“I want to set down here an experience which I had some nights ago: a trifle too evanescent and ecstatic to be called an adventure, too irrational and sentimental to be called a thought. It consists of a scene and its word: a word already stated by me, but not lived with complete dedication until then. I shall now proceed to give its history, with the accidents of time and place which were its declaration.
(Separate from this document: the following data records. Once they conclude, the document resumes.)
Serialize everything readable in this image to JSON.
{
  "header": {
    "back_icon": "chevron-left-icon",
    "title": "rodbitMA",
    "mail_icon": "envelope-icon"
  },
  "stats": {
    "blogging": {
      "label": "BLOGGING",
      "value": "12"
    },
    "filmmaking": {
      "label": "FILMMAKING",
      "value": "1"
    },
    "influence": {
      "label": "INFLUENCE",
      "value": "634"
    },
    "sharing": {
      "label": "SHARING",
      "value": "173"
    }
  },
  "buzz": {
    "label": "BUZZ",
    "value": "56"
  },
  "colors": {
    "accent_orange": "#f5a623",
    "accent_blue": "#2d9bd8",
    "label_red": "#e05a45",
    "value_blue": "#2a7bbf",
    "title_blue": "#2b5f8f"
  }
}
"I remember it as follows. The afternoon preceding that night, I was in Barracas: a locality not visited by my habit and whose distance from those I later traversed had already lent a strange flavor to that day. The evening had no destiny at all; since it was clear, I went out to take a walk and to recollect after dinner. I did not want to determine a route for my stroll; I tried to attain a maximum latitude of probabilities in order not to fatigue my expectation with the necessary foresight of any one of them. I managed, to the imperfect degree of possibility, to do what is called walking at random; I accepted, with no other conscious prejudice than that of avoiding the wider avenues or streets, the most obscure invitations of chance. However, a kind of familiar gravitation led me farther on, in the direction of certain neighborhoods, the names of which I have every desire to recall and which dictate reverence to my heart. I do not mean by this my own neighborhood, the precise surroundings of my childhood, but rather its still mysterious environs: an area I have possessed often in words but seldom in reality, immediate and at the same time mythical. The reverse of the familiar, its far side, are for me those penultimate streets, almost as effectively unknown as the hidden foundations of our house or our invisible skeleton. My progress brought me to a corner. I breathed in the night, in a most serene holiday from thought. The view, not at all complex, seemed simplified by my tiredness. It was made unreal by its very typicality. The street was one of low houses and though its first meaning was one of poverty, its second was certainly one of contentment. It was as humble and enchanting as anything could be. None of the houses dared open itself to the street; the fig tree darkened over the corner; the little arched doorways – higher than the taut outlines of the walls – seemed wrought from the same infinite substance of the night. The sidewalk formed an escarpment over the street; the street was of elemental earth, the earth of an as yet unconquered America. Farther down, the alleyway, already open to the pampa, crumbled into the Maldonado. Above the turbid and chaotic earth, a rose-colored wall seemed not to house the moonlight, but rather to effuse an intimate light of its own. There can be no better way of naming tenderness than that soft rose color.
"I kept looking at this simplicity. I thought, surely out loud: This is the same as thirty years ago… I conjectured the date: a recent time in other countries but now quite remote in this changeable part of the world. Perhaps a bird was singing and for it I felt a tiny affection, the same size as the bird; but the most certain thing was that in this now vertiginous silence there was no other sound than the intemporal one of the crickets. The easy thought ‘I am in the eighteen-nineties’ ceased to be a few approximate words and was deepened into a reality. I felt dead, I felt as an abstract spectator of the world; an indefinite fear imbued with science, which is the best clarity of metaphysics. I did not think that I had returned upstream on the supposed waters of Time; rather I suspected that I was the possessor of a reticent or absent sense of the inconceivable word eternity. Only later was I able to define that imagination.
"I write it now as follows: That pure representation of homogeneous objects – the night in serenity, a limpid little wall, the provincial scent of the honeysuckle, the elemental earth – is not merely identical to the one present on that corner so many years ago; it is, without resemblances or repetitions, the very same. Time, if we can intuitively grasp such an identity, is a delusion: the difference and inseparability of one moment belonging to its apparent past from another belonging to its apparent present is sufficient to disintegrate it.
"It is evident that the number of such human moments is not infinite. The elemental ones – those of physical suffering and physical pleasure, those of the coming of sleep, those of the hearing of a piece of music, those of great intensity or great lassitude – are even more impersonal. Aforehand I derive this conclusion: life is too poor not to be immortal as well. But we do not even have the certainty of our poverty, since time, which is easily refutable in sense experience, is not so in the intellectual, from whose essence the concept of succession seems inseparable. Thus shall remain as an emotional anecdote the half-glimpsed idea and as the confessed irresolution of this page the true moment of ecstasy and possible suggestion of eternity with which that night was not parsimonious for me.”